Outre l'argent qu'ils ont investi directement dans la lutte contre ces maladies, les États-Unis ont également contribué à hauteur de 2 milliards de dollars par an au Fonds mondial des Nations unies pour la lutte contre la tuberculose, le paludisme et le VIH. Ils ont financé un tiers du budget total du Fonds mondial.
La note du 10 avril suggère que cette contribution soit réduite de plus de la moitié et que les États-Unis ne donnent qu'un dollar pour quatre dollars donnés par les autres donateurs.
La note précise également qu'au-delà du VIH, du paludisme et de la tuberculose, aucun financement ne sera « inclus pour d'autres programmes de santé ».
Cela signifie que des projets tels qu'un centre de traitement du Mpox à Kinshasa, en République démocratique du Congo, ou des programmes de prévention du virus Ebola en Ouganda ne seront plus financés par les États-Unis.
Bien que le département d'État ait déclaré qu'il préserverait les programmes de survie, les propositions présentées dans la note du 10 avril réduiraient l'aide d'urgence de 55 %.

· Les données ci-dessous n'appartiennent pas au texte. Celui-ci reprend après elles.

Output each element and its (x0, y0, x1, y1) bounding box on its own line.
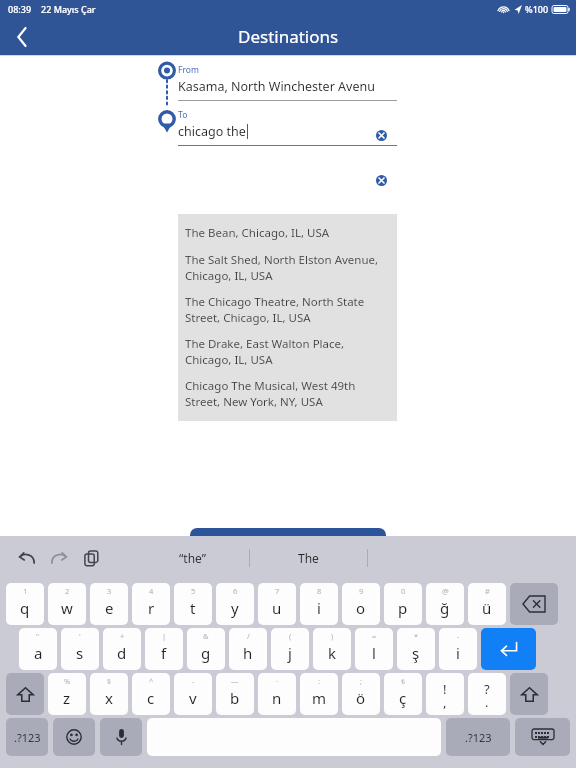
button[interactable]: ) (313, 628, 351, 670)
staticText: chicago the (178, 123, 246, 140)
staticText: 6 (233, 586, 238, 596)
button[interactable]: § (90, 673, 128, 715)
staticText: 3 (107, 586, 112, 596)
button[interactable]: ? (468, 673, 506, 715)
button[interactable]: “the” (137, 536, 249, 580)
button[interactable]: / (229, 628, 267, 670)
button[interactable]: The Bean, Chicago, IL, USA (185, 225, 390, 241)
staticText: i (317, 598, 321, 618)
button[interactable]: Emoji (53, 718, 95, 756)
button[interactable]: 4 (132, 583, 170, 625)
staticText: % (64, 676, 71, 686)
staticText: %100 (525, 3, 549, 15)
button[interactable]: ; (342, 673, 380, 715)
button[interactable]: 7 (258, 583, 296, 625)
button[interactable]: — (216, 673, 254, 715)
button[interactable]: 3 (90, 583, 128, 625)
staticText: p (398, 598, 408, 618)
button[interactable]: 2 (48, 583, 86, 625)
staticText: § (107, 676, 111, 686)
staticText: g (201, 643, 211, 663)
staticText: i (456, 643, 460, 663)
staticText: q (20, 598, 30, 618)
button[interactable]: 0 (384, 583, 422, 625)
staticText: y (231, 598, 239, 618)
staticText: 9 (359, 586, 364, 596)
staticText: - (192, 676, 195, 686)
button[interactable]: The (250, 536, 367, 580)
staticText: 08:39 (8, 3, 32, 15)
staticText: * (414, 631, 419, 641)
button[interactable]: Redo (45, 544, 73, 572)
staticText: @ (442, 586, 449, 596)
button[interactable]: | (145, 628, 183, 670)
staticText: .?123 (465, 730, 492, 745)
button[interactable]: % (48, 673, 86, 715)
staticText: ğ (440, 598, 450, 618)
staticText: - (457, 631, 460, 641)
button[interactable]: + (103, 628, 141, 670)
staticText: # (485, 586, 490, 596)
button[interactable]: 9 (342, 583, 380, 625)
staticText: To (178, 109, 188, 121)
button[interactable]: Clear from field (368, 122, 394, 148)
button[interactable]: Backspace (510, 583, 558, 625)
button[interactable]: @ (426, 583, 464, 625)
button[interactable]: # (468, 583, 506, 625)
button[interactable]: : (300, 673, 338, 715)
button[interactable]: - (439, 628, 477, 670)
button[interactable]: ! (426, 673, 464, 715)
button[interactable]: * (397, 628, 435, 670)
button[interactable]: The Chicago Theatre, North State Street,… (185, 294, 390, 325)
staticText: & (203, 631, 209, 641)
staticText: j (288, 643, 292, 663)
button[interactable]: Next (190, 528, 386, 561)
button[interactable]: Enter (481, 628, 536, 670)
staticText: m (312, 688, 327, 708)
button[interactable]: 8 (300, 583, 338, 625)
button[interactable]: ₺ (384, 673, 422, 715)
staticText: ! (443, 680, 447, 698)
button[interactable]: ^ (132, 673, 170, 715)
button[interactable]: ( (271, 628, 309, 670)
button[interactable]: Paste (77, 544, 105, 572)
button[interactable]: Undo (13, 544, 41, 572)
button[interactable]: The Salt Shed, North Elston Avenue, Chic… (185, 252, 390, 283)
button[interactable]: 1 (6, 583, 44, 625)
staticText: “the” (179, 550, 207, 566)
button[interactable]: Chicago The Musical, West 49th Street, N… (185, 378, 390, 409)
staticText: x (105, 688, 113, 708)
button[interactable]: .?123 (6, 718, 48, 756)
staticText: 0 (401, 586, 406, 596)
staticText: / (247, 631, 250, 641)
button[interactable]: Voice input (100, 718, 142, 756)
button[interactable]: 6 (216, 583, 254, 625)
button[interactable]: & (187, 628, 225, 670)
button[interactable]: Hide keyboard (515, 718, 570, 756)
button[interactable]: " (19, 628, 57, 670)
button[interactable]: - (174, 673, 212, 715)
button[interactable]: Back (0, 18, 44, 55)
staticText: o (356, 598, 366, 618)
staticText: 8 (317, 586, 322, 596)
staticText: ( (289, 631, 292, 641)
button[interactable]: .?123 (446, 718, 510, 756)
staticText: w (61, 598, 73, 618)
button[interactable]: · (258, 673, 296, 715)
button[interactable]: Clear to field (368, 167, 394, 193)
staticText: The Drake, East Walton Place, Chicago, I… (185, 336, 390, 367)
staticText: | (162, 631, 167, 641)
staticText: . (485, 693, 489, 711)
button[interactable]: 5 (174, 583, 212, 625)
staticText: a (34, 643, 43, 663)
button[interactable]: The Drake, East Walton Place, Chicago, I… (185, 336, 390, 367)
button[interactable]: Shift (510, 673, 548, 715)
staticText: ? (484, 680, 490, 698)
button[interactable]: ' (61, 628, 99, 670)
staticText: ^ (149, 676, 154, 686)
button[interactable]: Shift (6, 673, 44, 715)
staticText: ) (331, 631, 334, 641)
staticText: Chicago The Musical, West 49th Street, N… (185, 378, 390, 409)
button[interactable]: = (355, 628, 393, 670)
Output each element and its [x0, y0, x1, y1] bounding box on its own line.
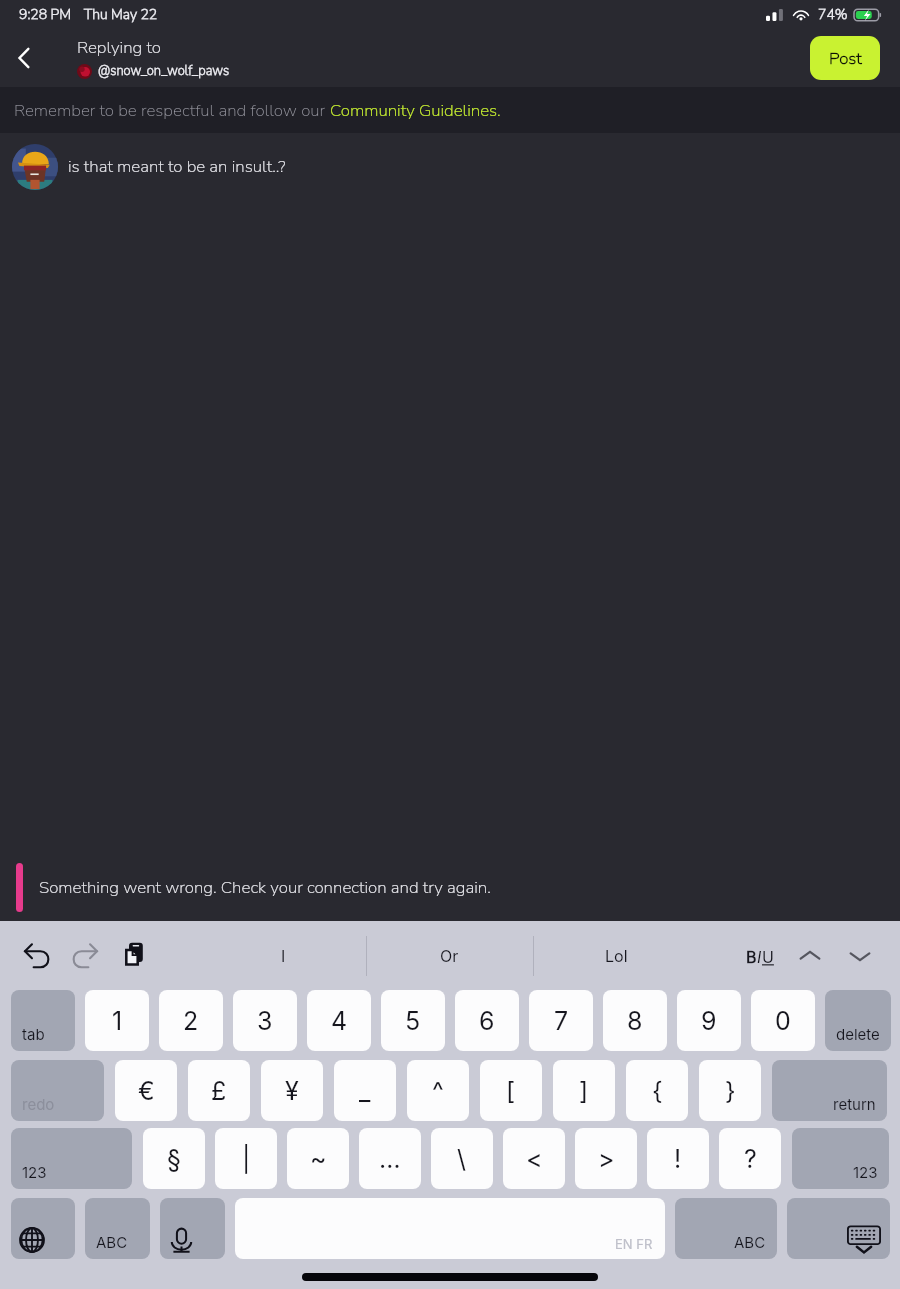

Le programme d'exportation des excédents de récoltes américaines vers les pays qui en ont besoin - appelé Titre II « Nourriture pour la paix » - serait entièrement supprimé.
« Dans les situations humanitaires, l'aide est la seule et unique option. Quand on la débranche, c'est un désastre », déclare le Dr Abdelmohsen.
L'administration Trump a précédemment déclaré que l'USAID ne s'alignait pas sur les intérêts de la politique étrangère des États-Unis, et elle a déclaré à la BBC que toute aide étrangère continue devait « faire progresser les intérêts nationaux fondamentaux des États-Unis », car elle prend le « rôle de gestionnaire de l'argent des contribuables très au sérieux ».
Au fil des ans, de nombreux autres détracteurs ont affirmé que l'UE gaspillait de l'argent ou facilitait une dangereuse dépendance à l'égard de l'argent étranger.
Mais même nombre d'entre eux s'accordent à dire qu'une réduction aussi radicale du financement entraînerait des dommages irréparables.